Here are some diagrams illustrating the permutations $f$ and $g$:

## 2.10.1 Two row notation

We need a way of writing down elements of $S_{n}$. The simplest is called two row notation. To represent $f\in S_{n}$, you write two rows of numbers. The top row is 1, 2, …, $n$. Then underneath each number $i$ on the top row you write $f(i)$:

 $\begin{pmatrix}1&2&\cdots&n\\ f(1)&f(2)&\cdots&f(n)\end{pmatrix}$

As an example, here are the two row notations for the two permutations of the previous example.

 $\displaystyle f$ $\displaystyle:\begin{pmatrix}1&2&3\\ 3&2&1\end{pmatrix}$ $\displaystyle g$ $\displaystyle:\begin{pmatrix}1&2&3&4\\ 2&3&4&1\end{pmatrix}$

The two row notation for the identity in $S_{n}$ is particularly simple:

 $\begin{pmatrix}1&2&\cdots&n-1&n\\ 1&2&\cdots&n-1&n\end{pmatrix}.$

This is a simple and not-that-efficient notation (it is not feasible to write down an element of $S_{100}$ this way, even if it is a very simple permutation e.g. swaps 1 and 2, leaves 3-100 alone), but it is at least concrete and simple.

## 2.10.2 How many permutations?

$n!$, pronounced n factorial, means $n\times(n-1)\times\cdots\times 2\times 1$.

###### Theorem 2.10.1.

$|S_{n}|=n!$

###### Proof.

We will count how many possible bottom rows of two row notations for elements of $S_{n}$ there are. Because a permutation is a bijection — one-to-one and onto — this bottom row consists of the numbers $1,2,\ldots,n$ in some order. We just need to show that there are exactly $n!$ different ways to order the numbers $1,2,\ldots,n$.

We prove this by induction on $n$. For the base case $n=1$ we have $1!=1$ and it is clear that there is only one way to order a single 1.

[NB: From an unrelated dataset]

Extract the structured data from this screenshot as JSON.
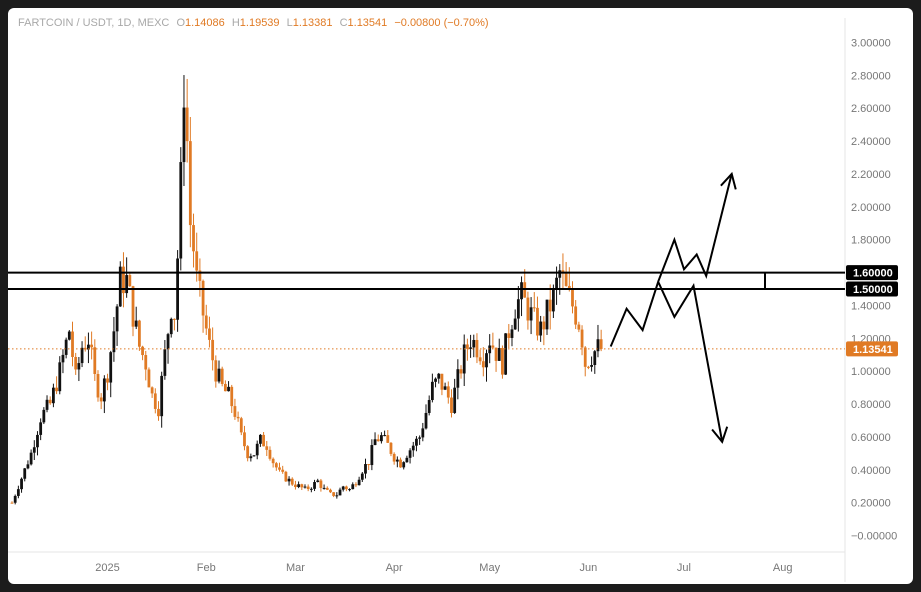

For the inductive step, suppose $|S_{n-1}|=(n-1)!$. An ordering of $1,2,\ldots,n$ arises in exactly one way as an ordering of $1,2,\ldots,(n-1)$ with the number $n$ inserted into one of $n$ places (the first, or second, or …, or $n$th position). So the number of such orderings is $|S_{n-1}|$ (the number of ways to choose an ordering of $1,2,\ldots,(n-1)$) times the number of ways to insert an $n$, giving $|S_{n}|=|S_{n-1}|\times n=(n-1)!\times n=n!$. This completes the inductive step. ∎

For example, there are $2!=2$ elements of $S_{2}$: they are

 $\begin{pmatrix}1&2\\ 1&2\end{pmatrix},\begin{pmatrix}1&2\\ 2&1\end{pmatrix}$

The first one is the identity function on $\{1,2\}$.